The Johns Hopkins analysis revealed that a context-specific approach has been critical to Ethiopia’s success. The top five measures that contributed to stunting reduction across the regions in the program were management of moderate acute malnutrition, point-of-use filtered water, nutrition smart agriculture, age-appropriate breastfeeding practices, and management of severe acute malnutrition. However, the importance of each of these interventions varied by region; therefore, determining which intervention would drive the most dramatic improvements in each specific region was essential for quickly moving the needle.

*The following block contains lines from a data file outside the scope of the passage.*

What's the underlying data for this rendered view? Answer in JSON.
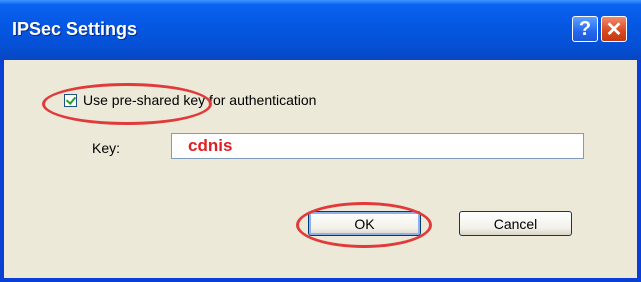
{
  "window": {
    "title": "IPSec Settings",
    "help_glyph": "?",
    "close_glyph": "✕"
  },
  "dialog": {
    "preshared_checkbox": {
      "label": "Use pre-shared key for authentication",
      "checked": true
    },
    "key_label": "Key:",
    "key_value": "cdnis",
    "ok_label": "OK",
    "cancel_label": "Cancel"
  },
  "colors": {
    "titlebar": "#0558e3",
    "client_bg": "#ece9d8",
    "key_text": "#e02020",
    "annotation": "#e03a3a"
  }
}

The rapid results achieved in these regions have in turn driven an impressive reduction in stunting nationwide.

  1. Undertake a coordinated response across all sectors

Finally, the government has worked from the ministerial level to coordinate and ensure interventions are integrated and delivery is cost-effective.  A team of ten ministers and presidents of regional governments, convened by the deputy prime minister, regularly set and review overall targets, work from one collective budget, and streamline interventions.

Teams now also work systematically at the community, household and individual levels.  When a child is identified as being at risk of stunting through growth monitoring, they are not only treated based on their individual and immediate needs; the underlying causes of stunting are traced back to the community and household levels so these can be addressed both for the specific child, and to anticipate needs of other children also likely to be affected. This has required close coordination between government ministries and agencies at the regional and federal levels.

Looking ahead, in 2025 the Government of Ethiopia plans to expand the program to 700 districts, which collectively account for 70% of the cases of childhood stunting nationwide. The sectors will also begin to report their progress to the Federal Parliament, using the coverage of growth monitoring as a key indicator to demonstrate how the program is scaling up.

Image source: Ministry of Health – Ethiopia

1 The analysis used the Lives Saved Tool (LiST), a mathematical modelling tool that allows users to estimate the impact of scaling up maternal, newborn, and child health, and nutrition interventions in low- and middle-income countries. LiST was developed by the Institute for International Programs at Johns Hopkins Bloomberg School of Public Health. Coverage data comes from large-scale household surveys including the Demographic and Health Surveys, Multiple Indicator Cluster Surveys, and verified data provided by the government.


3 This is based on a measurement of the mid-upper circumference of the child’s arm.